Stop press: The National Assembly receives a copy of Le Monde before any other place in France. It is brought by special courier at lunch time each day, as a sign of the close relationship between the Assembly and the press.

The press also have permanent quarters within Assembly walls, suggesting perhaps that French politicians have no problem sleeping with the enemy.

Curtain play: At either end of the "hémicycle", the main chamber of the National Assembly, are two curtained areas. Ostensibly for the storage of chairs and boxes, these areas have an infamous role in French politics.

When a particularly tight vote is called, MPs hide behind the curtains and burst out at the last minute to swing the vote. Most famously, this happened in 2009, when a key vote went against Nicolas Sarkozy. Unsurprisingly, he took to the press, denigrating the ‘backhand manoeuvring’ of the opposition.

People power: The French political system is so wide ranging it has even managed to accommodate MPs from non-French territories. As David Cameron struggles to hold on to Scotland, France looks after the interests of the 110,000 French residents living in the UK, and the hundreds of thousands of Frenchies around the world.

With Dordogneshire expanding every day, one wonders how long it will be before the wine capital finds itself a seat in Westminster.

Sundays: With the exception of possibly Paris, Sundays in France are a decidedly subdued affair: shops are closed, restaurants are empty, and if you need a doctor, you can think again. Here's something you can do on a Sunday: vote.

Dating back to the 19th century when Sunday was the only official day off, the tradition of voting on a Sunday has become a mainstay of French politics. And one suspects that in order to keep up voting rates, this won't change anytime soon. After all, what else are you going to do with your dimanches?

Expenses, a school for scandal?: Unlike in the UK, where MPs were caught buying pornographic videos, expensive bathrooms and new dining suites with taxpayers' money, French MPs are limited to just over €6,000 per month for all 'operational expenses'.

However, they also have the right to a railcard, if they ask nicely, which balances out the fact that they can have up to a whopping 80 return flights between their constituency and the National Assembly Paris. Suddenly, that €6,000 is looking like a pretty generous perk.

The National Sport: Politics on both sides of the Channel might be likened to a game of tennis, with lots of politicians’ behaviour and indeed careers ‘on the line’, but French politics has a closer relationship with the game than one might expect.

The National Assembly reputedly has its origins in a tennis court near the Palace of Versailles. During the 1789 Revolution, commoners of the third estate were left out of a meeting of the Estates General so, they decided to hold their own meeting on a nearby tennis court; the group ultimately became known as the National Assembly. Game, set and match.

Horses for courses: Politics in France can sometimes be associated with the stench of money and privilege.
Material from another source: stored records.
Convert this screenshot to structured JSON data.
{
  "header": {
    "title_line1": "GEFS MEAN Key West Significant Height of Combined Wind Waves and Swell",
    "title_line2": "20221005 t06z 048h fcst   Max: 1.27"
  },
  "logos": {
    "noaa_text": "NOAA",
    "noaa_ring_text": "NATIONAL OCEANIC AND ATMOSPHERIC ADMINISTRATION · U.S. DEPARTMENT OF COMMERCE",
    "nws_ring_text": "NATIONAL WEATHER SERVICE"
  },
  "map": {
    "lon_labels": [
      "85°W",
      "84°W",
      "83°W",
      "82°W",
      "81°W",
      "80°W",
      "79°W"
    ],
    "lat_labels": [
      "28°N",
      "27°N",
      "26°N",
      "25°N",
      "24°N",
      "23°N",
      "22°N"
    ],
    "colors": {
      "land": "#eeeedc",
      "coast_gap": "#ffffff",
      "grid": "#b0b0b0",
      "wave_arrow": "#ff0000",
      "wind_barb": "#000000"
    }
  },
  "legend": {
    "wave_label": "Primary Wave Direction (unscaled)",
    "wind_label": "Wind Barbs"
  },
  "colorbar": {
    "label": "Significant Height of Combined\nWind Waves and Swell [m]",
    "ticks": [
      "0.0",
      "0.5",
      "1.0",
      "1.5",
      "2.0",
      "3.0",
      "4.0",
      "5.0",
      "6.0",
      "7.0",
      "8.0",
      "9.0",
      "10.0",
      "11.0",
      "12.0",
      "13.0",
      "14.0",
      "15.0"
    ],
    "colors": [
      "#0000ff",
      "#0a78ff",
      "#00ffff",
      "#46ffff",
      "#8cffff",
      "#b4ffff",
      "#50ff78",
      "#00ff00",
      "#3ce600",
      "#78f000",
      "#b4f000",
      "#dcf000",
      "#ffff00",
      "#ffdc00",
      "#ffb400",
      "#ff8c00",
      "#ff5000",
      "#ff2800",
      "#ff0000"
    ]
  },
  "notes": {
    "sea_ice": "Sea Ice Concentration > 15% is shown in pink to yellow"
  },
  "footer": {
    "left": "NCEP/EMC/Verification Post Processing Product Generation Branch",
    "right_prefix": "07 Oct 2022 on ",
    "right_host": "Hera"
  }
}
In January this year, that all changed when protester dumped a lorry-load of horse manure outside the entrance to the National Assembly, and added a sign which read "Out with Hollande and the entire political class. Long live the Sixth Republic’’.

Sadly, there was so much horse manure that the protester could only dispose of half it before he was arrested, a perfect example of when the stuff hits the fan.
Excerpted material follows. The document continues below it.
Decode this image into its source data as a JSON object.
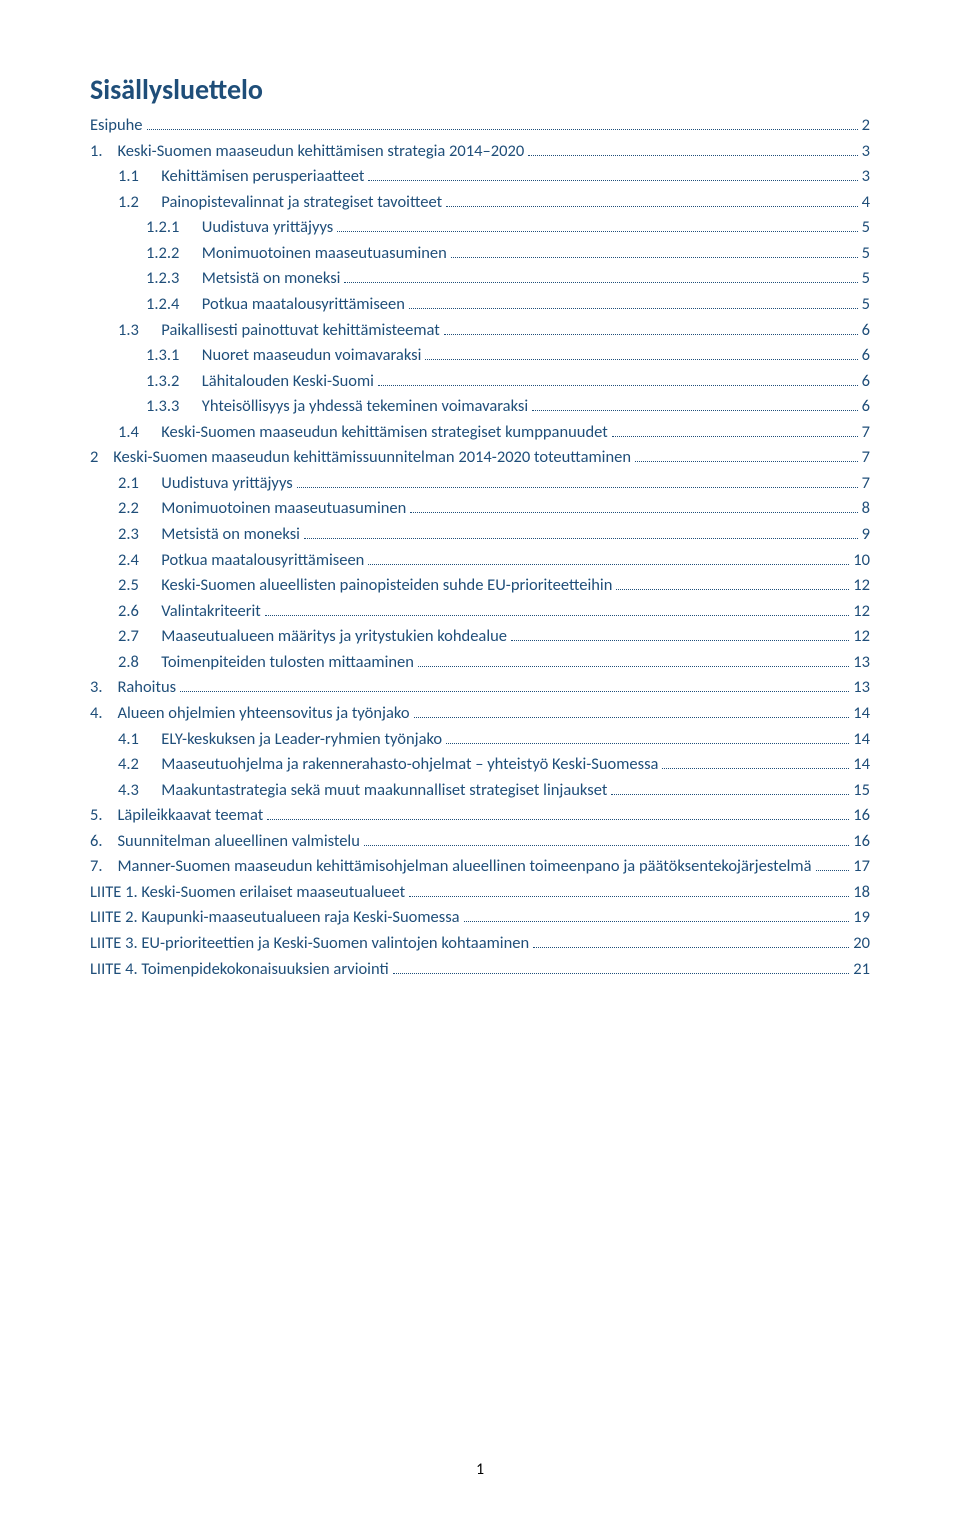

Wives and Slaughters: If legend is to be believed, the National Assembly is home not only to horse manure and angry agriculturists.

Eighteenth century nobleman Baron Münchhausen, a wild fantasist and storyteller who gives his name to Münchhausen syndrome, claimed to have been attacked by 300 fishwives at the entrance to the National Assembly. For now at least, French politics has only one unhappy 'wife'- and she was at the Elyséé Palace.

Les Misérables: Les Misérables is London’s longest running musical, and with a new film version including Russell Crowe and Anne Hathaway released in 2012, Hugo’s 1,000 page doorstop is more popular than ever.

When it was released in 1862, however, its message struck a chord with its readers to such an extent that it formed the basis for the National Assembly’s agenda. One wonders how popular fiction today would fare as a blueprint for how to run the country.